L’intelligenza non è (solo) umana

L’intelligenza, in senso ampio, non è una prerogativa esclusiva dell’uomo. Esisteva ben prima di noi: nei predatori che cacciano in branco, negli uccelli che sfuggono ai pericoli, nei topi che ingannano altri animali per rubare cibo, nelle colonie di formiche che prendono decisioni collettive complesse. Queste forme di intelligenza non hanno bisogno di linguaggio, coscienza o cervello: sono espressioni di una capacità più generale, quella di comportarsi in modo efficace in situazioni nuove.

Questa definizione, che si ritrova anche nella cibernetica e nelle scienze cognitive, sposta il focus dal “come” al “cosa”: non importa se l’agente intelligente sia un essere umano, una pianta, un formicaio o un software. Conta la sua abilità di agire in modo appropriato rispetto agli obiettivi, in un ambiente incerto e mutevole.

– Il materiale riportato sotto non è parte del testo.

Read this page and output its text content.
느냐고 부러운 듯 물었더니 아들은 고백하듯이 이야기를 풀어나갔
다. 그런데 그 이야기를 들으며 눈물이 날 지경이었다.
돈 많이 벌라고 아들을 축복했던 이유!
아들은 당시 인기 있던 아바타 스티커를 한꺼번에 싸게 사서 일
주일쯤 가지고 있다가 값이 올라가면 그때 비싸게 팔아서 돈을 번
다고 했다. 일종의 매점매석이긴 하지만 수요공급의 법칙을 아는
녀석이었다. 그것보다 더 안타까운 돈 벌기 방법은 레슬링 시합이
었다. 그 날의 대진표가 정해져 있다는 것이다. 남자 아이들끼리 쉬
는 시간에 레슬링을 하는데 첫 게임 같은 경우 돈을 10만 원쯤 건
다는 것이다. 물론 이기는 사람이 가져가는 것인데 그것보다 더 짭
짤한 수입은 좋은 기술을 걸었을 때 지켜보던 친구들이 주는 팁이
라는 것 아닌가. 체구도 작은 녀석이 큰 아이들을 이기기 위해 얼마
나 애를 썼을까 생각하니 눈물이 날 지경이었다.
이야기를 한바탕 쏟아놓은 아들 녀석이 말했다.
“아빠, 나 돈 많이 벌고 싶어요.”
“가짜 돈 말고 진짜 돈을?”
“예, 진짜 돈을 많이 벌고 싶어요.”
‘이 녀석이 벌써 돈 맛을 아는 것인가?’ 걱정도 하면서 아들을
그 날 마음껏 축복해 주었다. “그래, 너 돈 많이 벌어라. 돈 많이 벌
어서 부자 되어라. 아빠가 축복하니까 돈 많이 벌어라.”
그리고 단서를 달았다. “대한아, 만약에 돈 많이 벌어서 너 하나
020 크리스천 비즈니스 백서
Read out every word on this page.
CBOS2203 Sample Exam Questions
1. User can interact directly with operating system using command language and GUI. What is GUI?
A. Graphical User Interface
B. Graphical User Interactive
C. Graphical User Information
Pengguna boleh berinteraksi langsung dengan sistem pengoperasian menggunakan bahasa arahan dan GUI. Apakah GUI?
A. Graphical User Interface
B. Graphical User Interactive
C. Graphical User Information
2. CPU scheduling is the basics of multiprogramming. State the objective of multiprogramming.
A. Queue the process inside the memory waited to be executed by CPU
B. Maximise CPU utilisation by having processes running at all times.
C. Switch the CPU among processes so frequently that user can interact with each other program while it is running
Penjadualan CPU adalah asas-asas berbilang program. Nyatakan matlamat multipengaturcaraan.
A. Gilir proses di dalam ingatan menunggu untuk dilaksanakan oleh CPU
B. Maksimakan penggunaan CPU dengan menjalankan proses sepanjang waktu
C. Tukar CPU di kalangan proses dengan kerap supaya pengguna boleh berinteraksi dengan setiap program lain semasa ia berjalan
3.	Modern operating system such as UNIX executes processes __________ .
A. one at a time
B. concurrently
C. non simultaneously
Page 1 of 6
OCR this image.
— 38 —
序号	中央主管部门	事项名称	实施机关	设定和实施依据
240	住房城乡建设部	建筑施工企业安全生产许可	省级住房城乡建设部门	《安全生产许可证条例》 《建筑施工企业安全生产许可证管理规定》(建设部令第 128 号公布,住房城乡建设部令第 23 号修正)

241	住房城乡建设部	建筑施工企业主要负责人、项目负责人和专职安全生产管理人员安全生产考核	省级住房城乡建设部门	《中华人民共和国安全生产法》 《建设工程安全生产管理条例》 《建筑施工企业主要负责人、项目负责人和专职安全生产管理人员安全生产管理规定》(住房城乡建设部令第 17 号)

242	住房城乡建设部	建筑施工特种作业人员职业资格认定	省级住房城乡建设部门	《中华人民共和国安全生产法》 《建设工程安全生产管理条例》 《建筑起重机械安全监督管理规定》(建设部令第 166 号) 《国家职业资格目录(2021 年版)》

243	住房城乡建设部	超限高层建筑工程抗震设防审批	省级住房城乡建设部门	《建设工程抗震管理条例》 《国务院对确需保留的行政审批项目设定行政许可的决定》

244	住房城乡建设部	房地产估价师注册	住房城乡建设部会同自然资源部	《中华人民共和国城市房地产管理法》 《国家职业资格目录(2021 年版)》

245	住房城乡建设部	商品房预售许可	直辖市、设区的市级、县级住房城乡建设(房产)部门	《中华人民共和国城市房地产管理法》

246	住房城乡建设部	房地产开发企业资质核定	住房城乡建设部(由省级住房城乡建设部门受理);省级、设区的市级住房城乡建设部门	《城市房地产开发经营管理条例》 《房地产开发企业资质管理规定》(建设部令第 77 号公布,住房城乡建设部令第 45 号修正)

L’errore dell’antropomorfizzazione

Attribuire alle macchine qualità umane – come la coscienza, l’empatia, la creatività – è un riflesso antropocentrico che ci impedisce di riconoscere la varietà delle intelligenze possibili. Le AI non pensano come noi, non sentono come noi, e spesso non risolvono i problemi come faremmo noi. Eppure, possono essere estremamente efficaci: basti pensare agli algoritmi che battono i campioni umani a scacchi o Go, o ai sistemi che raccomandano libri e film con una precisione sorprendente.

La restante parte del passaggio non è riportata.